Without the figure, it is difficult to provide a specific answer to this question. However, if we assume that the triangles ∆PQR and ∆PRX are similar, then we can use the fact that the ratio of the areas of similar triangles is equal to the square of the ratio of their corresponding side lengths.

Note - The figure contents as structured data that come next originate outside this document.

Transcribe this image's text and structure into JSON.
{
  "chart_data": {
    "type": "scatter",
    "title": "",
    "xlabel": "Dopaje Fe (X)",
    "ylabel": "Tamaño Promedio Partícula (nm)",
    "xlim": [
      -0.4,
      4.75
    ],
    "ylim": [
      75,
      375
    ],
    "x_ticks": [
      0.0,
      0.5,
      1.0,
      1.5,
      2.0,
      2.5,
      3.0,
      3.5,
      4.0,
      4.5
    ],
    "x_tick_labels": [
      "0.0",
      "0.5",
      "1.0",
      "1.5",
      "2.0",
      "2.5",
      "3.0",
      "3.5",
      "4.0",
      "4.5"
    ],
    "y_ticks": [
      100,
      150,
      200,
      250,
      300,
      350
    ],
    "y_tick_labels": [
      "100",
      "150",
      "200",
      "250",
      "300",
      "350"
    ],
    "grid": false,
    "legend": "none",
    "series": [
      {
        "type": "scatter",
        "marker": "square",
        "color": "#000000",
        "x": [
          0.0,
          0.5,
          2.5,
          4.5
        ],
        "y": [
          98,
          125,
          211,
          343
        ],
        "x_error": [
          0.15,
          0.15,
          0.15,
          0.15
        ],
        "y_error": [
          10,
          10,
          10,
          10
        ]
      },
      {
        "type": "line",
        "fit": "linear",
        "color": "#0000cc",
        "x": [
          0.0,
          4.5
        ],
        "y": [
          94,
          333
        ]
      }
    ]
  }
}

If we let PQ = a, QR = b, and RX = c, then we can write:
PR = PQ + QR = a + b
Using the fact that ∠PQR = ∠PRX, we can write:
∆PQR ~ ∆PRX
This means that the corresponding sides of the two triangles are proportional:
PR/PQ = RX/QR
Substituting in the values we know, we get:
(a + b)/a = c/b
Simplifying this equation, we get:
b(a + b) = ac
Expanding and rearranging, we get:
ab + b^2 = ac
Dividing both sides by a, we get:
b + (b^2)/a = c
Now, we can use the formula for the ratio of the areas of similar triangles:
(ar(∆PRX))/(ar(∆PQR)) = (RX/QR)^2
Substituting in the values we know, we get:
(ar(∆PRX))/(ar(∆PQR)) = (c/b)^2
Using the equation we derived earlier, we can substitute in c/b for (b^2)/a:
(ar(∆PRX))/(ar(∆PQR)) = (c/b)^2 = (b + (b^2)/a)^2
Expanding and simplifying, we get:
(ar(∆PRX))/(ar(∆PQR)) = (a^2 + 2ab)/(a^2 + 2ab + b^2)
Therefore, the ratio of the areas of the two triangles is (a^2 + 2ab)/(a^2 + 2ab + b^2). This is the best answer that can be provided without the specific figure.